8.5

March (Book One) by Congressman John Lewis, Andrew Aydin, & Nate Powell

Books Reviews John Lewis
March (Book One) by Congressman John Lewis, Andrew Aydin, & Nate Powell

Writer: John Lewis and Andrew Aydin
Artist: Nate Powell
Publisher: Top Shelf
Release Date: August 13, 2013

The first entry in a projected autobiographical trilogy based on the life of Congressman and civil rights leader John Lewis, March almost reads like a sequel to The Silence of Our Friends, one of artist Nate Powell’s most recent projects. With Powell continuing his civil rights-themed work, the artist renders both stories with a great commitment to individuality, balancing the inherent horror and passion with smaller moments that make them feel truer and more relatable.

Lewis’ story flashes back and forth between Inauguration Day 2009 and his childhood through young adulthood.

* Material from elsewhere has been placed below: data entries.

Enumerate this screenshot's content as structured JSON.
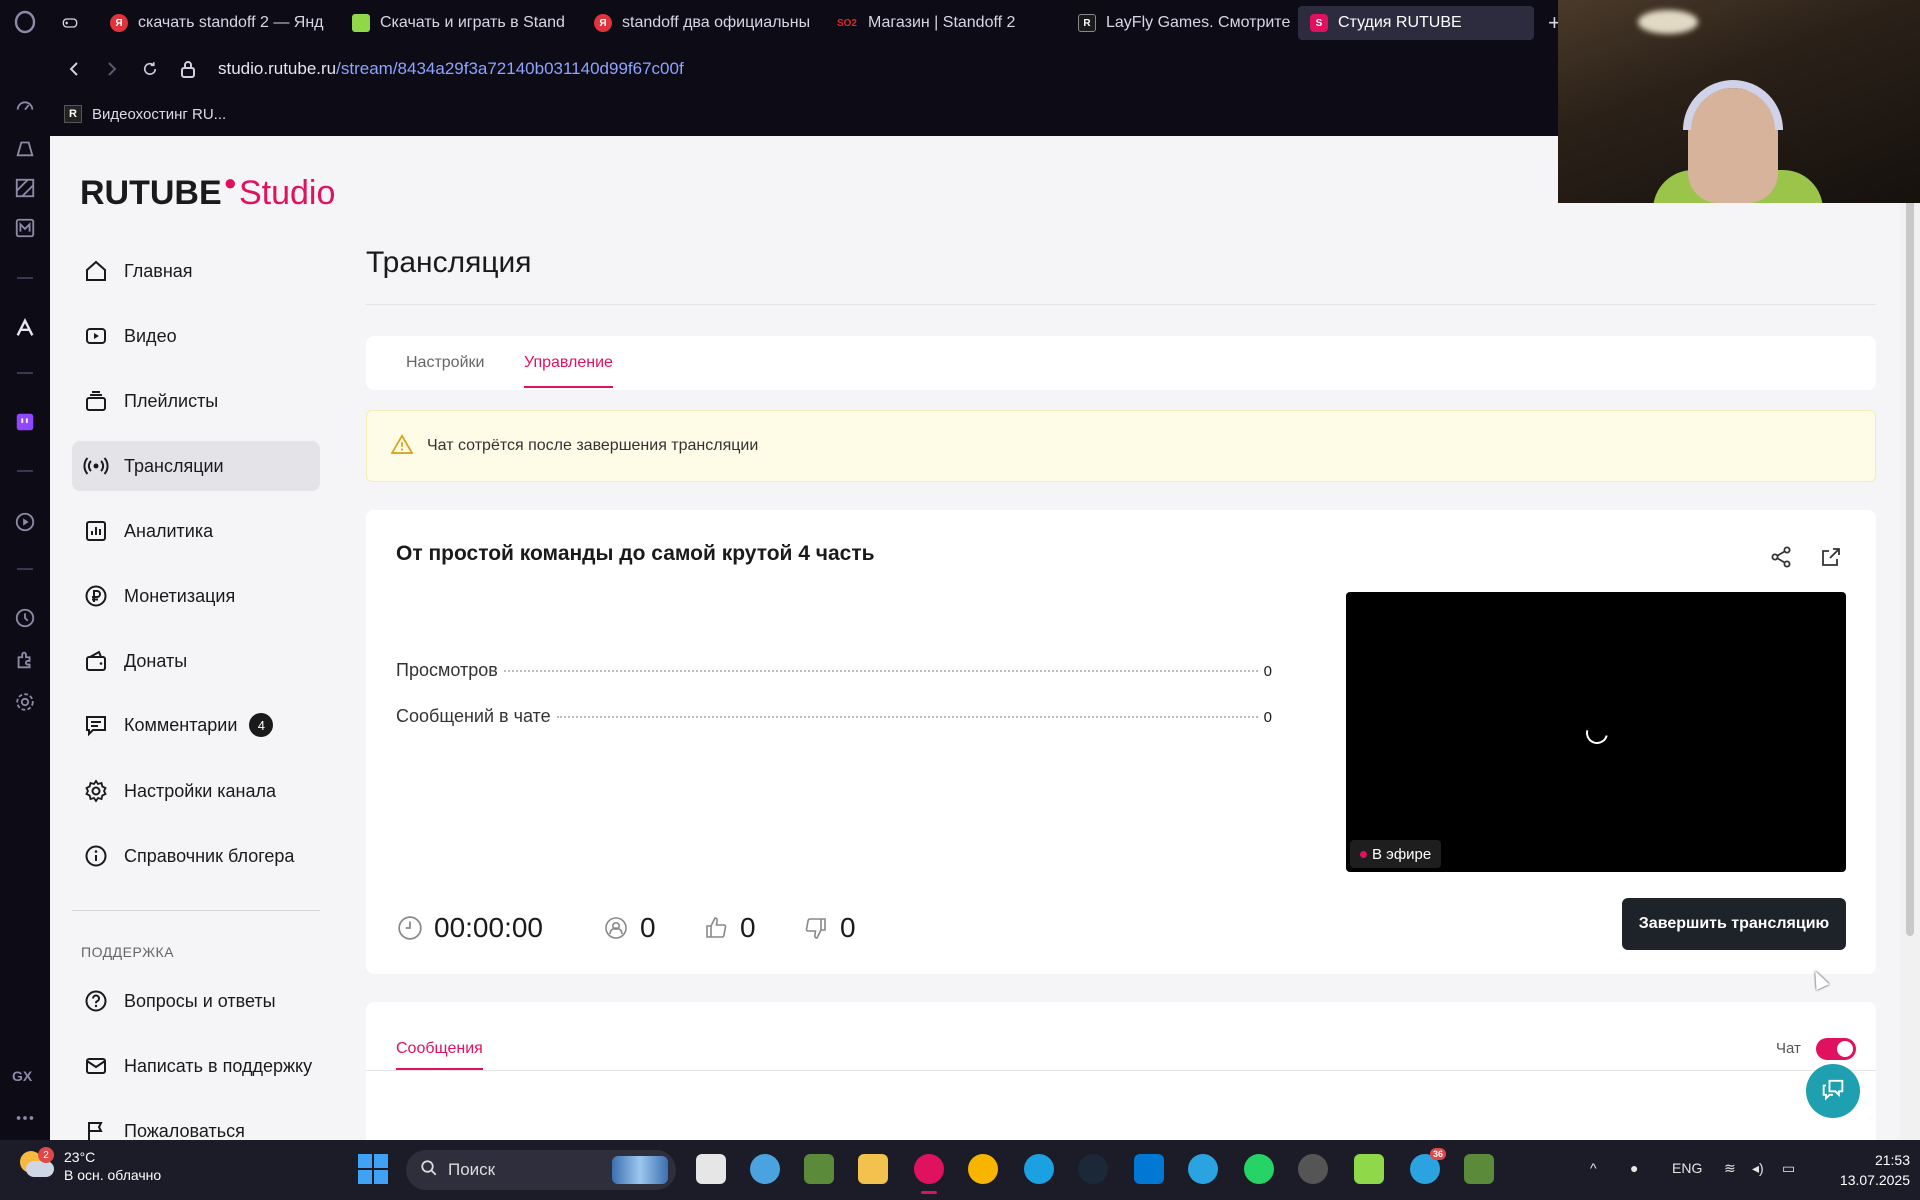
{
  "browser": {
    "tabs": [
      {
        "label": "скачать standoff 2 — Янд",
        "favicon": "yandex-icon",
        "color": "#e0343c"
      },
      {
        "label": "Скачать и играть в Stand",
        "favicon": "bluestacks-icon",
        "color": "#8fd84a"
      },
      {
        "label": "standoff два официальны",
        "favicon": "yandex-icon",
        "color": "#e0343c"
      },
      {
        "label": "Магазин | Standoff 2",
        "favicon": "so2-icon",
        "favicon_text": "SO2",
        "color": "#d62b2b"
      },
      {
        "label": "LayFly Games. Смотрите",
        "favicon": "rutube-icon",
        "favicon_text": "R",
        "color": "#222"
      },
      {
        "label": "Студия RUTUBE",
        "favicon": "rutube-studio-icon",
        "favicon_text": "S",
        "color": "#e0115f"
      }
    ],
    "url_host": "studio.rutube.ru",
    "url_path": "/stream/8434a29f3a72140b031140d99f67c00f",
    "bookmark": {
      "label": "Видеохостинг RU...",
      "favicon_text": "R"
    }
  },
  "logo": {
    "main": "RUTUBE",
    "accent": "Studio"
  },
  "sidebar": {
    "items": [
      {
        "label": "Главная",
        "icon": "home-icon"
      },
      {
        "label": "Видео",
        "icon": "video-icon"
      },
      {
        "label": "Плейлисты",
        "icon": "playlist-icon"
      },
      {
        "label": "Трансляции",
        "icon": "broadcast-icon",
        "active": true
      },
      {
        "label": "Аналитика",
        "icon": "analytics-icon"
      },
      {
        "label": "Монетизация",
        "icon": "ruble-icon"
      },
      {
        "label": "Донаты",
        "icon": "wallet-icon"
      },
      {
        "label": "Комментарии",
        "icon": "comment-icon",
        "badge": "4"
      },
      {
        "label": "Настройки канала",
        "icon": "gear-icon"
      },
      {
        "label": "Справочник блогера",
        "icon": "info-icon"
      }
    ],
    "support_heading": "ПОДДЕРЖКА",
    "support_items": [
      {
        "label": "Вопросы и ответы",
        "icon": "question-icon"
      },
      {
        "label": "Написать в поддержку",
        "icon": "mail-icon"
      },
      {
        "label": "Пожаловаться",
        "icon": "flag-icon"
      }
    ]
  },
  "main": {
    "title": "Трансляция",
    "tabs": [
      {
        "label": "Настройки",
        "active": false
      },
      {
        "label": "Управление",
        "active": true
      }
    ],
    "warning": "Чат сотрётся после завершения трансляции",
    "stream": {
      "title": "От простой команды до самой крутой 4 часть",
      "stats": [
        {
          "label": "Просмотров",
          "value": "0"
        },
        {
          "label": "Сообщений в чате",
          "value": "0"
        }
      ],
      "live_label": "В эфире",
      "duration": "00:00:00",
      "viewers": "0",
      "likes": "0",
      "dislikes": "0",
      "end_button": "Завершить трансляцию"
    },
    "messages": {
      "tab": "Сообщения",
      "chat_label": "Чат",
      "chat_enabled": true
    }
  },
  "taskbar": {
    "weather_temp": "23°C",
    "weather_desc": "В осн. облачно",
    "weather_badge": "2",
    "search_placeholder": "Поиск",
    "telegram_badge": "36",
    "language": "ENG",
    "time": "21:53",
    "date": "13.07.2025"
  },
  "colors": {
    "accent": "#e0115f",
    "button_dark": "#1e2329",
    "warning_bg": "#fefbe6"
  }
}
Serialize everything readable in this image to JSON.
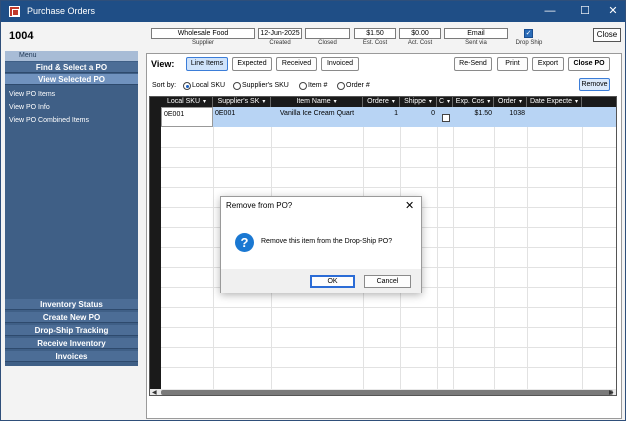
{
  "window": {
    "title": "Purchase Orders",
    "minimize": "—",
    "maximize": "☐",
    "close": "✕"
  },
  "po": {
    "number": "1004"
  },
  "summary": {
    "supplier": {
      "value": "Wholesale Food",
      "label": "Supplier"
    },
    "created": {
      "value": "12-Jun-2025",
      "label": "Created"
    },
    "closed": {
      "value": "",
      "label": "Closed"
    },
    "est_cost": {
      "value": "$1.50",
      "label": "Est. Cost"
    },
    "act_cost": {
      "value": "$0.00",
      "label": "Act. Cost"
    },
    "sent_via": {
      "value": "Email",
      "label": "Sent via"
    },
    "drop_ship": {
      "checked": true,
      "label": "Drop Ship",
      "mark": "✓"
    },
    "close_label": "Close"
  },
  "sidebar": {
    "menu_label": "Menu",
    "top_items": [
      "Find & Select a PO",
      "View Selected PO"
    ],
    "links": [
      "View PO Items",
      "View PO Info",
      "View PO Combined Items"
    ],
    "bottom_items": [
      "Inventory Status",
      "Create New PO",
      "Drop-Ship Tracking",
      "Receive Inventory",
      "Invoices"
    ]
  },
  "view": {
    "label": "View:",
    "tabs": [
      "Line Items",
      "Expected",
      "Received",
      "Invoiced"
    ],
    "actions": [
      "Re-Send",
      "Print",
      "Export",
      "Close PO"
    ],
    "remove_label": "Remove"
  },
  "sort": {
    "label": "Sort by:",
    "options": [
      "Local SKU",
      "Supplier's SKU",
      "Item #",
      "Order #"
    ],
    "selected": "Local SKU"
  },
  "grid": {
    "columns": [
      "Local SKU",
      "Supplier's SK",
      "Item Name",
      "Ordere",
      "Shippe",
      "C",
      "Exp. Cos",
      "Order",
      "Date Expecte"
    ],
    "sort_arrow": "▾",
    "rows": [
      {
        "local_sku": "0E001",
        "supplier_sku": "0E001",
        "item_name": "Vanilla Ice Cream Quart",
        "ordered": "1",
        "shipped": "0",
        "closed": false,
        "exp_cost": "$1.50",
        "order": "1038",
        "date_expected": ""
      }
    ],
    "scroll_left": "◀",
    "scroll_right": "▶"
  },
  "dialog": {
    "title": "Remove from PO?",
    "close": "✕",
    "icon": "?",
    "message": "Remove this item from the Drop-Ship PO?",
    "ok_label": "OK",
    "cancel_label": "Cancel"
  },
  "colors": {
    "titlebar": "#1f4e86",
    "sidebar": "#3f5f86",
    "selected_row": "#b8d4f4",
    "accent": "#1a78d2"
  }
}
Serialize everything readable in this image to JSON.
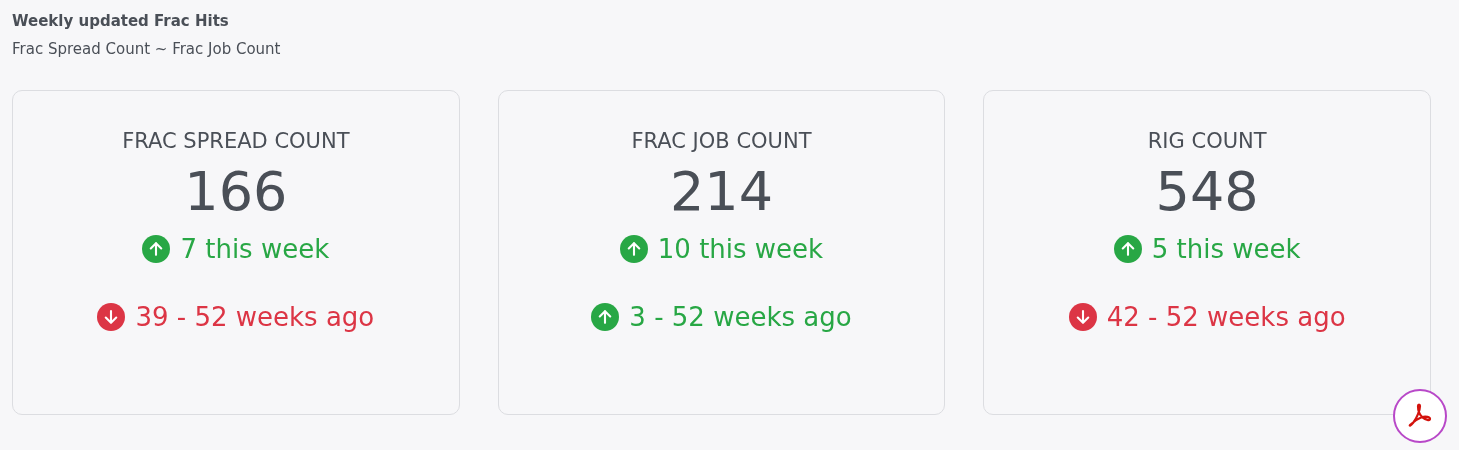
{
  "header": {
    "title": "Weekly updated Frac Hits",
    "subtitle": "Frac Spread Count ~ Frac Job Count"
  },
  "cards": [
    {
      "title": "FRAC SPREAD COUNT",
      "value": "166",
      "weekly": {
        "kind": "up",
        "text": "7 this week"
      },
      "yearly": {
        "kind": "down",
        "text": "39 - 52 weeks ago"
      }
    },
    {
      "title": "FRAC JOB COUNT",
      "value": "214",
      "weekly": {
        "kind": "up",
        "text": "10 this week"
      },
      "yearly": {
        "kind": "up",
        "text": "3 - 52 weeks ago"
      }
    },
    {
      "title": "RIG COUNT",
      "value": "548",
      "weekly": {
        "kind": "up",
        "text": "5 this week"
      },
      "yearly": {
        "kind": "down",
        "text": "42 - 52 weeks ago"
      }
    }
  ]
}
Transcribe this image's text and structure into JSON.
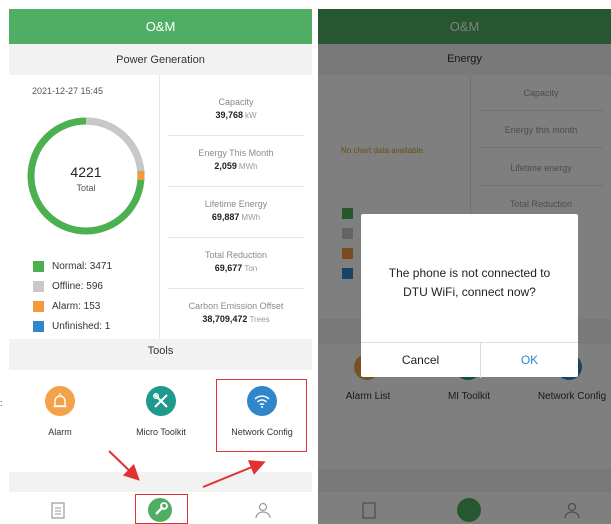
{
  "left": {
    "header": "O&M",
    "power_generation": {
      "title": "Power Generation",
      "timestamp": "2021-12-27 15:45",
      "total_count": "4221",
      "total_label": "Total",
      "stats": [
        {
          "label": "Capacity",
          "value": "39,768",
          "unit": "kW"
        },
        {
          "label": "Energy This Month",
          "value": "2,059",
          "unit": "MWh"
        },
        {
          "label": "Lifetime Energy",
          "value": "69,887",
          "unit": "MWh"
        },
        {
          "label": "Total Reduction",
          "value": "69,677",
          "unit": "Ton"
        },
        {
          "label": "Carbon Emission Offset",
          "value": "38,709,472",
          "unit": "Trees"
        }
      ],
      "legend": [
        {
          "label": "Normal: 3471",
          "color": "#4caf50"
        },
        {
          "label": "Offline: 596",
          "color": "#c8c8c8"
        },
        {
          "label": "Alarm: 153",
          "color": "#f39a3c"
        },
        {
          "label": "Unfinished: 1",
          "color": "#2f87c9"
        }
      ]
    },
    "tools": {
      "title": "Tools",
      "items": [
        {
          "label": "Alarm",
          "icon": "alarm-icon",
          "color": "#f4a24a"
        },
        {
          "label": "Micro Toolkit",
          "icon": "toolkit-icon",
          "color": "#1f9a8c"
        },
        {
          "label": "Network Config",
          "icon": "wifi-icon",
          "color": "#2f87c9"
        }
      ]
    },
    "tabbar": [
      "clipboard-icon",
      "wrench-icon",
      "user-icon"
    ]
  },
  "right": {
    "header": "O&M",
    "energy": {
      "title": "Energy",
      "no_data": "No chart data available.",
      "stat_labels": [
        "Capacity",
        "Energy this month",
        "Lifetime energy",
        "Total Reduction"
      ]
    },
    "tools": [
      "Alarm List",
      "MI Toolkit",
      "Network Config"
    ],
    "dialog": {
      "message_line1": "The phone is not connected to",
      "message_line2": "DTU WiFi, connect now?",
      "cancel": "Cancel",
      "ok": "OK"
    }
  },
  "colors": {
    "accent": "#4fae63",
    "highlight": "#e23131",
    "ok_button": "#2f87c9"
  }
}
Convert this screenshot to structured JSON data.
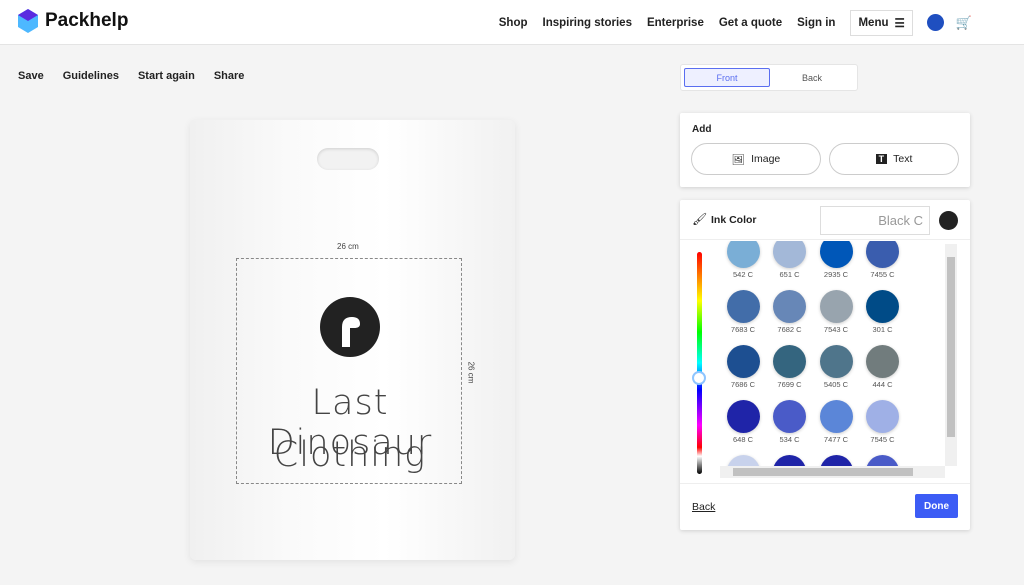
{
  "header": {
    "brand": "Packhelp",
    "nav": [
      "Shop",
      "Inspiring stories",
      "Enterprise",
      "Get a quote",
      "Sign in"
    ],
    "menu": "Menu"
  },
  "toolbar": [
    "Save",
    "Guidelines",
    "Start again",
    "Share"
  ],
  "sides": {
    "front": "Front",
    "back": "Back"
  },
  "canvas": {
    "width_label": "26 cm",
    "height_label": "26 cm",
    "line1": "Last Dinosaur",
    "line2": "Clothing"
  },
  "add": {
    "title": "Add",
    "image": "Image",
    "text": "Text"
  },
  "ink": {
    "title": "Ink Color",
    "value": "Black C",
    "current_color": "#222222",
    "swatches": [
      {
        "label": "542 C",
        "color": "#7aaed6"
      },
      {
        "label": "651 C",
        "color": "#a3b8d8"
      },
      {
        "label": "2935 C",
        "color": "#0057b8"
      },
      {
        "label": "7455 C",
        "color": "#3a5dae"
      },
      {
        "label": "7683 C",
        "color": "#426da9"
      },
      {
        "label": "7682 C",
        "color": "#6787b7"
      },
      {
        "label": "7543 C",
        "color": "#98a4ae"
      },
      {
        "label": "301 C",
        "color": "#004b87"
      },
      {
        "label": "7686 C",
        "color": "#1d4f91"
      },
      {
        "label": "7699 C",
        "color": "#34657f"
      },
      {
        "label": "5405 C",
        "color": "#4f758b"
      },
      {
        "label": "444 C",
        "color": "#717c7d"
      },
      {
        "label": "648 C",
        "color": "#1f24a8"
      },
      {
        "label": "534 C",
        "color": "#4a5bc8"
      },
      {
        "label": "7477 C",
        "color": "#5b86d8"
      },
      {
        "label": "7545 C",
        "color": "#9fb0e6"
      },
      {
        "label": "",
        "color": "#c8d2ec"
      },
      {
        "label": "",
        "color": "#1f24a8"
      },
      {
        "label": "",
        "color": "#1f24a8"
      },
      {
        "label": "",
        "color": "#4a5bc8"
      }
    ]
  },
  "footer": {
    "back": "Back",
    "done": "Done"
  }
}
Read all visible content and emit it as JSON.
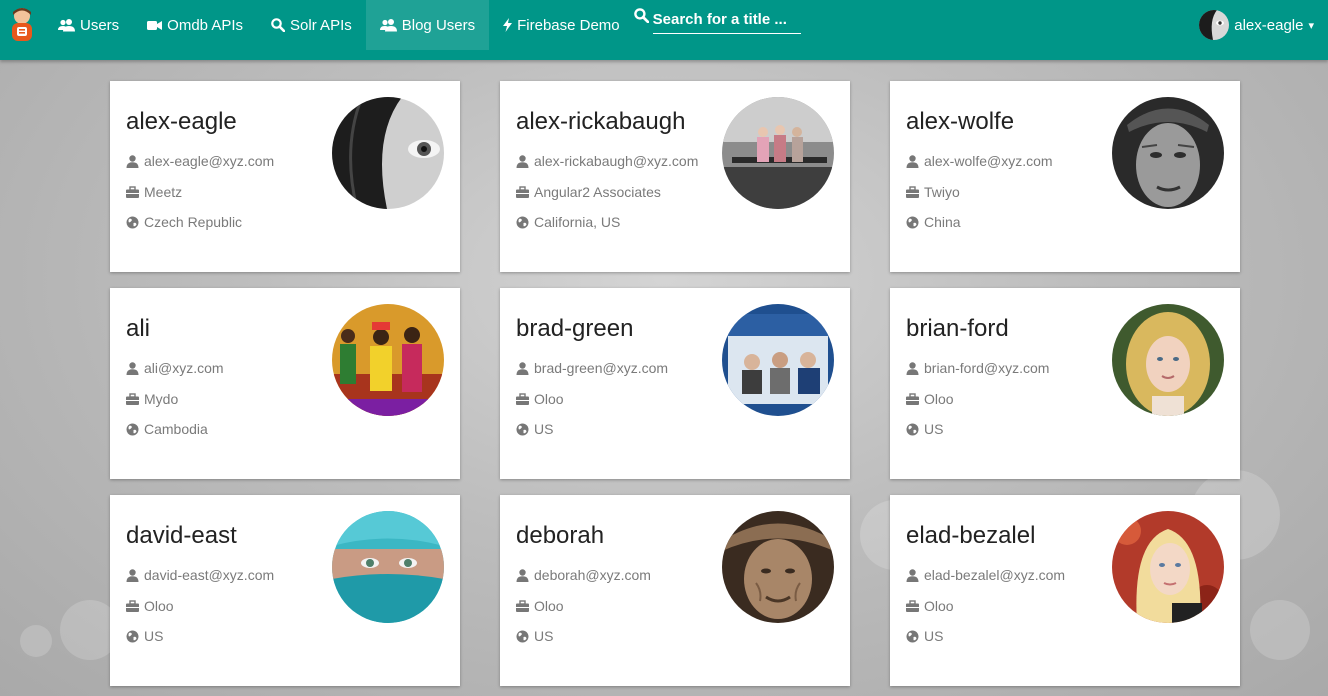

It’s a familiar device when it comes to laying out a biography in a more cinematic, less chronological fashion, but it’s used well by co-scribe Andrew Aydin, who works in Lewis’ D.C. office and makes his debut in the comics field with this work. The wondrousness of Powell’s art is no surprise by now, but the level of the writing is a nice treat. The script isn’t mind-melting or hugely innovative, but it establishes storylines and themes with confidence and easily holds one’s interest. There’s an especially nice moment that implicitly justifies the choice of the comics medium, when we learn that Lewis was inspired by a 1958 comic book about Martin Luther King Jr.

Now. That art again. There’s no question that Powell is one of the most exciting visual talents on the scene, and part of what makes his illustrations a delight to look at is the ease with which he conveys complicated situations. His abilities are particularly evident with text, which skitters and whips around the edges of panels. Often, characters far away are talking, and we see their dialogue rendered so delicately that you can almost read it, but not quite. When action overlaps from one panel into the next, it’s done so seamlessly that it hardly calls attention to itself. Every once in a while, we get a big, dark night scene in the country, reminiscent of the 1930s WPA prints of the South, with a tiny house dwarfed by trees and encroaching black negative space. It’s easy to see the heroes of the civil rights movement as more than human, but the words and pictures work together in March (Book One) to put the everyday back into their lives and, in doing so, enrich the story beyond mere hagiography.